The document lays out how the district will educate students if they are forced to stop in-person learning again due to the coronavirus pandemic.
The big difference between the plan approved Monday and the policies the district already put in place is the focus on how students would be assessed if in-person learning can’t take place.
“The main thing about the extended continuity of learning plan is that it adds requirements for the school to identify benchmarks and progress targets, and then methods for assessing student growth towards those targets,” Powell told the Daily Globe after the meeting. “Those were pieces that had not previously been specifically included in the Preparedness and Response Plan or the original Continuity of Learning Plan. That’s the main focus of the extended Continuity of Learning Plan.”
During the meeting, Powell said the state is requiring the board review and reaffirm the plan each month. The document has already been approved by the Gogebic-Ontonagon Intermediate School District.

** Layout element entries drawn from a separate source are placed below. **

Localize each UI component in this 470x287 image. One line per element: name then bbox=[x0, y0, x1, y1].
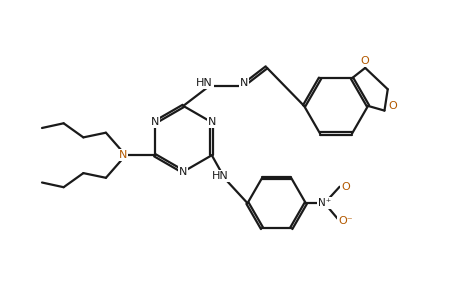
Text: N: N bbox=[208, 117, 216, 127]
Text: HN: HN bbox=[212, 171, 228, 181]
Text: N: N bbox=[179, 167, 188, 177]
Text: O: O bbox=[360, 56, 368, 66]
Text: N: N bbox=[240, 78, 249, 88]
Text: O: O bbox=[389, 101, 397, 111]
Text: N: N bbox=[119, 150, 127, 160]
Text: O⁻: O⁻ bbox=[338, 216, 352, 226]
Text: N: N bbox=[150, 117, 159, 127]
Text: N⁺: N⁺ bbox=[318, 198, 331, 208]
Text: O: O bbox=[341, 182, 350, 192]
Text: HN: HN bbox=[196, 78, 213, 88]
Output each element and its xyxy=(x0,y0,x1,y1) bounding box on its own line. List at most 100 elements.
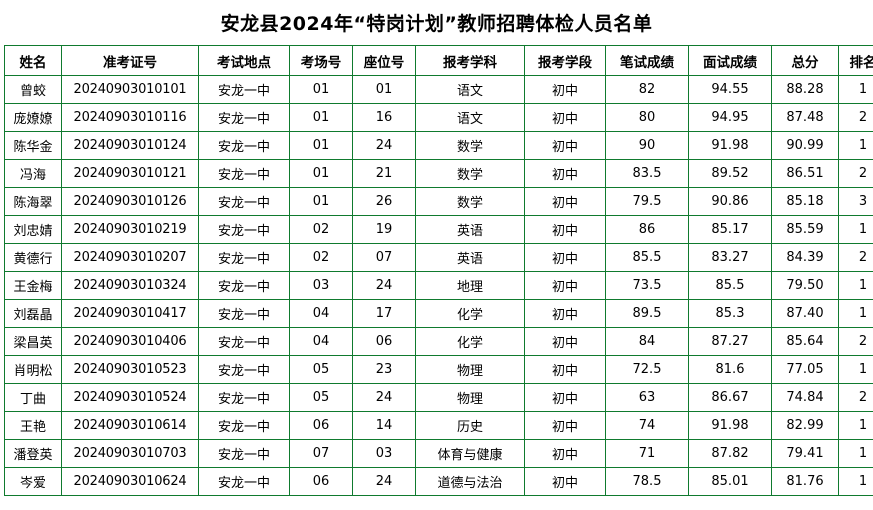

In other action, the board:
-Heard that the lawsuit the district was involved in regarding whether the relevant insurance companies had to pay several local governmental bodies money in connection to former Ironwood Township Treasurer Jyl Olson-DeRosso’s embezzlement case has been settled and the money is expected to be distributed later this week.

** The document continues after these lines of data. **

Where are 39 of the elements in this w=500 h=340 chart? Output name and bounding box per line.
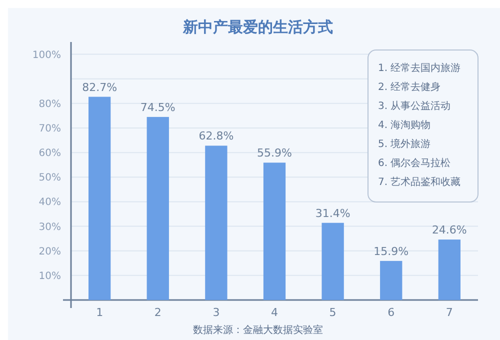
annotation: 6. 偶尔会马拉松 xyxy=(378,157,451,169)
x-tick-label: 7 xyxy=(446,306,453,319)
y-tick-label: 30% xyxy=(38,222,61,233)
bar xyxy=(263,162,286,300)
y-tick-label: 50% xyxy=(38,172,61,184)
bar xyxy=(438,240,461,300)
bar xyxy=(146,116,169,300)
chart-title: 新中产最爱的生活方式 xyxy=(182,18,333,36)
data-label: 15.9% xyxy=(374,244,409,258)
data-label: 82.7% xyxy=(82,80,118,94)
x-tick-label: 2 xyxy=(154,306,162,319)
data-label: 74.5% xyxy=(140,100,176,114)
x-tick-label: 4 xyxy=(271,306,278,319)
bar xyxy=(205,146,228,300)
bar xyxy=(322,222,344,300)
x-tick-label: 6 xyxy=(388,306,395,319)
data-label: 31.4% xyxy=(315,206,350,220)
source-note: 数据来源：金融大数据实验室 xyxy=(193,324,323,336)
bar xyxy=(380,260,402,300)
annotation: 7. 艺术品鉴和收藏 xyxy=(378,176,461,188)
y-tick-label: 10% xyxy=(38,270,61,282)
y-tick-label: 20% xyxy=(38,246,61,258)
x-tick-label: 5 xyxy=(329,306,336,319)
bar xyxy=(88,96,111,300)
y-tick-label: 60% xyxy=(38,148,61,160)
x-tick-label: 1 xyxy=(96,306,104,319)
y-tick-label: 100% xyxy=(32,50,61,61)
y-tick-label: 70% xyxy=(38,124,61,134)
annotation: 3. 从事公益活动 xyxy=(378,100,451,112)
annotation: 4. 海淘购物 xyxy=(378,119,431,131)
x-tick-label: 3 xyxy=(212,306,220,319)
data-label: 55.9% xyxy=(257,146,292,160)
annotation: 1. 经常去国内旅游 xyxy=(378,62,461,74)
y-tick-label: 80% xyxy=(38,98,61,110)
annotation: 2. 经常去健身 xyxy=(378,81,441,93)
data-label: 24.6% xyxy=(432,224,467,237)
y-tick-label: 40% xyxy=(38,197,61,208)
annotation: 5. 境外旅游 xyxy=(378,138,431,150)
data-label: 62.8% xyxy=(198,130,234,143)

—Approved a one-year contract with the GOISD to enable the GOISD to continue providing special education services to its member districts.
—Heard information on the renewal of the district’s operating millage which will be on the Nov. 3 ballot.
—Passed a motion reaffirming the board’s previous decisions that have been made during the virtual board meetings over the course of the pandemic. The motion was in response to the recent Michigan Supreme Court ruling limiting Gov. Gretchen Whitmer’s power to issue executive orders as part of her effort to combat the spread of COVID-19 in the state, Powell said after the meeting, including orders allowing local governing bodies to meet remotely. He explained that as the court ruling was retroactive, the district was advised to make a motion reaffirming the decisions made during recent meetings as a precautionary redundancy -- even though the meetings were legal at the time they were held.
—Authorized the district to seek bids for its motor oil contract and to purchase a new dishwasher for the school kitchen.
—Approved the monthly personnel policy.
—Renewed the district’s membership in the Ironwood Area Chamber of Commerce.
—Approved the 2020-2021 parent-student handbook and addendums to the district’s distance or remote learning goals and expectations.